If an L.P.P. if the objective function Z = ax + by has same maximum value on two corner points of the feasible region, then the number of points at which maximum value of Z occurs is
(a) 0
(b) 2
(c) finite
(d) infinite
Answer:
(d) infinite
Clearly the objective function Z has same maximum value on two comer points of feasible region. Thus Z has same maximum value on whole line joining these two points. Since there are infinite number of points on a line.
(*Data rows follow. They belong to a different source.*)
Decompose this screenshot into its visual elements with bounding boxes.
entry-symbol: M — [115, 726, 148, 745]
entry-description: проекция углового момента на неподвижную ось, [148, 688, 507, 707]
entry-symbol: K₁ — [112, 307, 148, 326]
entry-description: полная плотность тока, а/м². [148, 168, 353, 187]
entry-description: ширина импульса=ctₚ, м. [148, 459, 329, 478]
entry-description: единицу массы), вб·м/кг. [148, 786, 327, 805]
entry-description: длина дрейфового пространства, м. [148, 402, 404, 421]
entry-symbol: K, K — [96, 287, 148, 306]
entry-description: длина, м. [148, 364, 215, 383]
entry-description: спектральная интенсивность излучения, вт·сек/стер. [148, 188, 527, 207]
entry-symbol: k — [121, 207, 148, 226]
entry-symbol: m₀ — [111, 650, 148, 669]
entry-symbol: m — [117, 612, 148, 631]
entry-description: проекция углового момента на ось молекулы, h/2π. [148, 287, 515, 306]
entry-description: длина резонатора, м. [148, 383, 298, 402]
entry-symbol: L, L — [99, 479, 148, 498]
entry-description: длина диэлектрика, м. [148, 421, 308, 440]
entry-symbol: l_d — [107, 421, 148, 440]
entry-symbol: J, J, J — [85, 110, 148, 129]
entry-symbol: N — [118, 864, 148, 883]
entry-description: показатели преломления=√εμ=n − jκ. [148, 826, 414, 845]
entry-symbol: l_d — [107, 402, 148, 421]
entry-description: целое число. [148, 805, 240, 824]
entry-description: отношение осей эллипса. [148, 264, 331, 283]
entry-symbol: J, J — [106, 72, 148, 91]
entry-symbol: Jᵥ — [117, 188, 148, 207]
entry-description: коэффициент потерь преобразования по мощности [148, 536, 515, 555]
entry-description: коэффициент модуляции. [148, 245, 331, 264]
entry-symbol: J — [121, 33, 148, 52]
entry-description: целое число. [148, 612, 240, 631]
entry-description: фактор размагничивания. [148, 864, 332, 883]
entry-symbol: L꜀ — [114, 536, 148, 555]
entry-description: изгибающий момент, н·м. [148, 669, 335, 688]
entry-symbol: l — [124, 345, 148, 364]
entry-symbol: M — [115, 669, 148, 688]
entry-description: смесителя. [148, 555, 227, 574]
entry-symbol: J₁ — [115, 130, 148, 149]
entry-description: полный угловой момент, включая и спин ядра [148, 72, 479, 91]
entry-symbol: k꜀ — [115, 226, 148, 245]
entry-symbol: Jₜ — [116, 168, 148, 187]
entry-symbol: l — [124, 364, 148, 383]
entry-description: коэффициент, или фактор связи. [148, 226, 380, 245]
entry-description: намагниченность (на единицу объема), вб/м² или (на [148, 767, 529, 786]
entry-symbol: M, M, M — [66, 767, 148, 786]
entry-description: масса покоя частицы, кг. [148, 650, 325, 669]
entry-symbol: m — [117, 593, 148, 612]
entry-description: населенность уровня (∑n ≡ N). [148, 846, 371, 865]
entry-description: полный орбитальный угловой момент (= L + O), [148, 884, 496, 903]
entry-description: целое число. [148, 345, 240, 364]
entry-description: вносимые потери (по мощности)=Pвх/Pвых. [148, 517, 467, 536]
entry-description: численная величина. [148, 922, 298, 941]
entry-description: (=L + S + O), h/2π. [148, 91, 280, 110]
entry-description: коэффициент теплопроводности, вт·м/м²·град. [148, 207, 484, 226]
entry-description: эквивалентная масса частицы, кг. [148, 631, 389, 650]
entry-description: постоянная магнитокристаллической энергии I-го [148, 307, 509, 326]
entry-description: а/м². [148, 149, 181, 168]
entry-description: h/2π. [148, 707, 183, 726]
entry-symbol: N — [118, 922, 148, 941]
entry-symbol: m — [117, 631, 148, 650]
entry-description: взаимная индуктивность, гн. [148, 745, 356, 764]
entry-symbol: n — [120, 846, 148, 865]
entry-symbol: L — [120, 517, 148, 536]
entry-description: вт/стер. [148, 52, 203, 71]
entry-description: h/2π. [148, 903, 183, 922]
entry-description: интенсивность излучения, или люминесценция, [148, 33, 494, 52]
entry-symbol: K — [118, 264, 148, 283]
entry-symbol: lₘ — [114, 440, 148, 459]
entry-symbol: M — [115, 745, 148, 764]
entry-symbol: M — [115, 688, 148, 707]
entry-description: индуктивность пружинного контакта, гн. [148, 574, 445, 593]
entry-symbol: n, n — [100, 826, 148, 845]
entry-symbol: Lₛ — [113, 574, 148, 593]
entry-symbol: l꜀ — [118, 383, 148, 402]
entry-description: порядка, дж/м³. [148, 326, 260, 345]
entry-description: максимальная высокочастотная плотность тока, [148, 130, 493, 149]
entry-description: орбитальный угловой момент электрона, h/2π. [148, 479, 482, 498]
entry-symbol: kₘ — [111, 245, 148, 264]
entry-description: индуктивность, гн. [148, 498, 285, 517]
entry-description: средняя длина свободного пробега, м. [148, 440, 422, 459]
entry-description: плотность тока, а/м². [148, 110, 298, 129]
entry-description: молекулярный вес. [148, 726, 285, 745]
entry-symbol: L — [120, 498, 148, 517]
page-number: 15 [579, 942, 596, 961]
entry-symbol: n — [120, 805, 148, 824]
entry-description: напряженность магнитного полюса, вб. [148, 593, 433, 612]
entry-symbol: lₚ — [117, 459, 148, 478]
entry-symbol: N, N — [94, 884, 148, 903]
Therefore, Z has maximum value at infinite no. of points.
Question 10.
The graph of the inequality 2x + 3y > 6 is
(a) half plane that contains the origin
(b) half plane that neither contains the origin nor the points on the line 2x + 3y = 6
(c) whole XOY-plane excluding the points on the line 2x + 3y = 6
(d) entire XOY plane
Answer:
(b) half plane that neither contains the origin nor the points on the line 2x + 3y = 6
Given inequation be 2x + 3y > 6
Clearly origin i.e. (0, 0) is not satisfies the given inequation.
Also, 2x + 3y = 6 meets coordinate axes at (3,0) and (0,2) and both points doesnot lie on 2x + 3y > 6.
its solution set be a half plane that neither contains the origin nor the points on the line 2x + 3y = 6.